The students we were able to spread the word, and little by little, the others returned, in spite of the lack of electricity at their homes, towns, and of having to drive in total darkness, they were full of courage to serve, continuing their studies and reuniting with their classmates.
Against all predictions and thanks to the courage to serve of the administrative team, faculty and students, we retained 85% of students registered. In other words, out of 212 students registered at the beginning of the fall semester 2017, which was the highest registration in our history, we retained 180!
Later, in the face of the bitter reality that we would not have electrical power for months, we acquired two small generators that helped us illuminate the classrooms, but two weeks later they were stolen. That was the crucial moment in the effort to keep operations of the seminary alive. We made the difficult decision to go against all our economic possibilities to buy a 65K generator at a cost of $45,000 that could finally energize the building.
Simultaneously with all these efforts, we provided help to students who had lost everything; some lost their homes, others experienced total isolation in their towns since the water rose over ten feet in the streets, later becoming mud, and single mothers who were in distress with their children amongst many others. God gave us the courage to serve and minister to their lives in a special way.

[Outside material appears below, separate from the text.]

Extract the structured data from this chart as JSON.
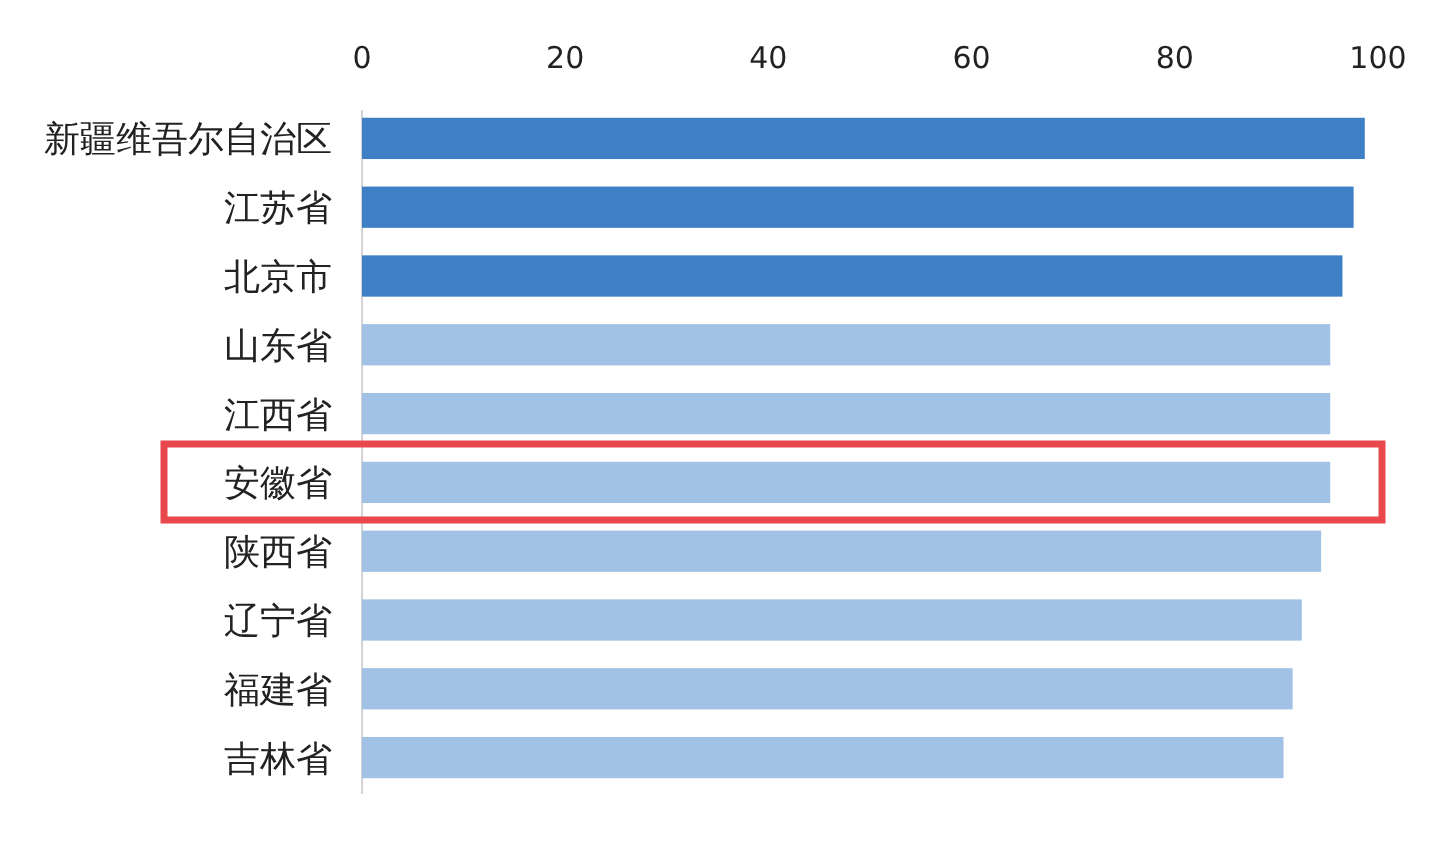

On Saturday, October 28, we were able to visit three families from the Seminary who live in the central mountain range, a trip of about two hours from the Seminary. These families belong to the Mennonite churches in Puerto Rico. The purpose of our visit was to help them clean and restore their land, which included stores and homes that were cruelly impacted by the Hurricane. We brought them financial aid; we worked to remove debris; and we brought water, food, and spiritual and psychological help to their children. Some of the food was provided by students who are members of the Puerto Rico National Guard and supplied packages of canned food. This is more evidence of having the courage to serve.
On December 7, 2017, Seminary students and faculty made an impact in our immediate neighborhood. They distributed water, nonperishable food, personal hygiene items and other kinds of help, such as psychological counseling to the elderly. We distributed food vouchers to more than 146 people (51 children, 90 adults, and 5 elderly people) thanks to a $6,000 gift from the Council of Churches of Puerto Rico.
As a Seminary, we did not want our neighbors to see the students just entering a building to study. We wanted them to know the human side of our students—men and women committed to minister to others with compassion and a great need to serve.
On the other hand, our finances began to decrease dramatically because the students did not have income as the result of the loss or suspension of their jobs. Suddenly, we found ourselves in a very difficult financial situation since the expenses were exorbitant, and there was no income to pay our personnel and maintain our operations.
Again, our faculty demonstrated the great courage in their hearts to serve, expressing their willingness not to be paid their honorariums for teaching. They only wanted to see their students come to the classrooms. But God knew our situation. His hand was manifested through individual donations, also from churches in the United States, The Christian and Missionary Alliance (C&MA) headquarters in Colorado Springs, districts of the C&MA in and outside of Puerto Rico—and we were able to survive.
Nehemiah 2:17-18 reads, “Then I said to them, “You see the bad situation we are in, that Jerusalem is desolate, and its gates burned by fire. Come, let us rebuild the wall of Jerusalem so that we will no longer be a reproach. I told them how the hand of my God had been favorable to me and also about the king’s words which he had spoken to me. Then they said, let us arise and build.”
Just as Nehemiah and his courageous men were full of courage to serve others, we, too, arise and build. To God be the glory!”